L’erba non voglio

C’è chi la crisi la «vive sulla pelle» e chi la «legge nei numeri», chi la «respira nell’aria» e chi la scorge, sconsolato, nel frigorifero vuoto. Io ho il dubbio privilegio di vederla crescere.

Ogni giorno, nel tragitto che mi porta al luogo dove scrivo queste note e attendo ad altre faccende legate alla pubblicazione del giornale che le contiene, costeggio un edificio, dotato di ampio parcheggio, che mostra tutti i segni dell’abbandono: vetrate intristite dalla polvere, bande di cartacce che, al minimo cenno di vento, scorrazzano nel cortile, lingue nere lasciate su un muro da un falò acceso, in altra stagione, da un qualche clandestino. Ma un segno più degli altri, così evidente nella stagione estiva, tradisce lo spettrale declino di tutto il complesso: quello delle erbacce.

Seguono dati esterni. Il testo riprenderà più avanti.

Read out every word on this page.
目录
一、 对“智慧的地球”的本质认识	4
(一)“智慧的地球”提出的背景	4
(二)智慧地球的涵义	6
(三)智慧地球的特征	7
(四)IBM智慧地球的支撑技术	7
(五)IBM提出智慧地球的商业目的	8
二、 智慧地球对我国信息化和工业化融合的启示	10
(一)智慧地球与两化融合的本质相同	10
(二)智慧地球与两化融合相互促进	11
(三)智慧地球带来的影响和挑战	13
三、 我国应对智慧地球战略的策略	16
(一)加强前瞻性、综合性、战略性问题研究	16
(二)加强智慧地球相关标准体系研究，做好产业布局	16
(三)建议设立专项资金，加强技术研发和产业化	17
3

Crescono ovunque: lungo il muro, tra le mattonelle di cemento che compongono il parcheggio, perfino davanti all’ingresso principale. Ogni giorno mi sembrano più alte, un esercito disordinato e straccione che avanza in ordine sparso. Fiori spinosi e ostili nella forma e nel colore oscillano come teste su corpi filiformi, ramificazioni lanose, simili alle zampe di grossi insetti, si allungano da ogni parte a reclamare sempre più spazio.

Un tempo, neppure molti mesi fa, l’edificio ospitava una concessionaria di auto. Dietro le grandi vetrate vedevo carrozzerie lucide e giovani venditori in giacca e cravatta. Nel parcheggio si allineavano altre vetture ancora, quelle che i cartelli piazzati sul parabrezza definivano “occasioni”. Sull’edificio sventolavano le bandiere con i marchi automobilistici rappresentati dalla concessionaria. All’uscita, c’era sempre un’auto con la targa di prova in attesa di immettersi sulla strada.

Oggi solo erbacce: immobili eppure invadenti, ogni giorno più arroganti nella loro bruttezza aliena.

Non avevo particolare simpatia per quei venditori che mi parevano freddi come squali nell’acquario. Ma oggi li ripenso con nostalgia e, cosa che non avrei mai creduto, sogno il trionfo del diserbante.